Напрасно волновалась: глаза Ратко загораются – радостью, сказала бы я год назад, жадностью, говорю я сейчас.
Я сама завязываю ему браслет, мимолетно касаюсь губами щеки и убегаю обратно. Скоро ко мне женщины придут меня украшать и наряжать, нужно до этого вернуться домой.
Так и случается: стоит мне усесться на стул перед дверьми, намочить глаза, будто и впрямь плакала, ко мне уже и стучат.
– Тут ли касаточка, тут ли невестушка, тут ли Лада живет? – раздается звонкий голос Зоряны.
Закрываю глаза и отзываюсь:
– Тут!
Двери открываются, в горницу залетает шумная, пестрая толпа.
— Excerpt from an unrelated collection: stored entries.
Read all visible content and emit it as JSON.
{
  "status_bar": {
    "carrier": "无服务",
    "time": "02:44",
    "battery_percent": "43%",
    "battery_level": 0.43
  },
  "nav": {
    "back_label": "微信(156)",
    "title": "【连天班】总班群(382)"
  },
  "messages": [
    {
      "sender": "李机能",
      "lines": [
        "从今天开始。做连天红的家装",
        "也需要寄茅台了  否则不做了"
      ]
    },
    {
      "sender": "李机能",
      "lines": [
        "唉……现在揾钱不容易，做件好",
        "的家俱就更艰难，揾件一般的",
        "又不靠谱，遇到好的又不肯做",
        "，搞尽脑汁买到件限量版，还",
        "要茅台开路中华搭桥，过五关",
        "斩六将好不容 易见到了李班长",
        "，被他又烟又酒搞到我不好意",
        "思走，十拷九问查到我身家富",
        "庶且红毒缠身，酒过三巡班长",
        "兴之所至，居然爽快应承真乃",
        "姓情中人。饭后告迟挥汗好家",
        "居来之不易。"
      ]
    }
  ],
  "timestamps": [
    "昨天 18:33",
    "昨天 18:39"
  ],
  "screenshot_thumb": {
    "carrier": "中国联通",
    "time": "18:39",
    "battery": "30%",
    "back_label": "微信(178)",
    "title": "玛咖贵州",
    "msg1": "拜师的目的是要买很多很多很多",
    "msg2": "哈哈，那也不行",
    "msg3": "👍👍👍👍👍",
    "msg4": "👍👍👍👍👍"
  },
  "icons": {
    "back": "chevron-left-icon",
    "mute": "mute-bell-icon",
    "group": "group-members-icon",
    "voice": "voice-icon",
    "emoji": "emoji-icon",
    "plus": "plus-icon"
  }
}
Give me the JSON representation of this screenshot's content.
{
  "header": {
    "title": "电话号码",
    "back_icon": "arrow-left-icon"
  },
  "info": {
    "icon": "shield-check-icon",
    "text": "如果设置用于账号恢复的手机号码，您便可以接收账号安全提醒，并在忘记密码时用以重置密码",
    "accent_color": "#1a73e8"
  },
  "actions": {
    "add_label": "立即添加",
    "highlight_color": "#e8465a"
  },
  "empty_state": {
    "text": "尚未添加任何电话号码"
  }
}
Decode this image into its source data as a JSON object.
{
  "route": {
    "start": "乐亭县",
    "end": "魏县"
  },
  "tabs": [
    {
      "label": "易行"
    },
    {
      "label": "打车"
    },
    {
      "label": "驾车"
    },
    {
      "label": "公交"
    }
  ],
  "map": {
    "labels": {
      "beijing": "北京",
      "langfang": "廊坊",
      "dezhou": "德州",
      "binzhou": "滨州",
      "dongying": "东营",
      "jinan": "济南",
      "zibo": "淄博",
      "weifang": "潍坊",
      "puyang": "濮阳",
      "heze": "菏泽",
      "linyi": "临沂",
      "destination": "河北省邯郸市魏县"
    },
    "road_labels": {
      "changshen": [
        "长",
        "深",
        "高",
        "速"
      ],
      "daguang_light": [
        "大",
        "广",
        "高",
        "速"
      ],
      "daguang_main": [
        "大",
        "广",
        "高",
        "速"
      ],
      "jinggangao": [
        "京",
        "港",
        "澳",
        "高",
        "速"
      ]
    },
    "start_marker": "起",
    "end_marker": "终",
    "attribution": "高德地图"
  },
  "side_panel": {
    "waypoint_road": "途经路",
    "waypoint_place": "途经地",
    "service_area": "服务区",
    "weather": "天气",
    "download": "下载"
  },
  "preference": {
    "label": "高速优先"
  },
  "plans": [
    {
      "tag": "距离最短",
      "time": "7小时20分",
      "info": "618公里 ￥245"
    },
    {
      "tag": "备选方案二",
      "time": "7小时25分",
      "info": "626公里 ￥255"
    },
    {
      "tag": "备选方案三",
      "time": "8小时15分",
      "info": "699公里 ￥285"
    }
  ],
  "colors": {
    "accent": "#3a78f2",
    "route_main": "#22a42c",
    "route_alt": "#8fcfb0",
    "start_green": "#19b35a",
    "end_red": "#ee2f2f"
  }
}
Тетушка Ждана, главная в ней, ахает и охает, многословно осуждает, как положено, мой печальный вид и дает знак остальным. Меня крутят и вертят, обряжают в праздничное платье, краснят губы свеклой, чуть присыпают мукой кожу. Я чувствую себя деревянной куклой в руках восхищенного ребенка.
Ощущение не уходит ни когда с порога нас забирает дядько Окомир, ни когда меня проводят к центру деревни, где уже выставили столы. Я улыбаюсь старым знакомым, но даже радости от того, что я снова с ними вижусь, не хватает, чтобы пробудить меня от оцепенения.
Может, это оттого, что даже улыбаться мне приходится лишь губами – не показывая острые русалочьи зубы.
Только когда Ратко бережно берет меня за руку – только тогда я вспоминаю, кто я и зачем я здесь. Моя ненависть шипит, поднимает голову, словно потревоженная гадюка.
Она придает мне сил. Я киваю, отламываю себе кусочек каравая, с трудом проглатываю – он дерет мне глотку, словно не хлеб, а острый камень. Но никто не обращает внимания, когда я тороплюсь запить его, залить боль водой.
И в самом деле, что такого странного в том, что у невесты горло от волнения пересохло?
Никто не обращает внимания: ни на то, что Ратко чуть спотыкается, когда мы в третий раз проходим под рушником, ни на то, что я на миг замираю, когда гости просят сластить – вспоминаю пчелиную кашку и прежние поцелуи. Даже сам Ратко не придает значения ни одной дурной примете, а я-то, приглядываясь, насчитала их немало.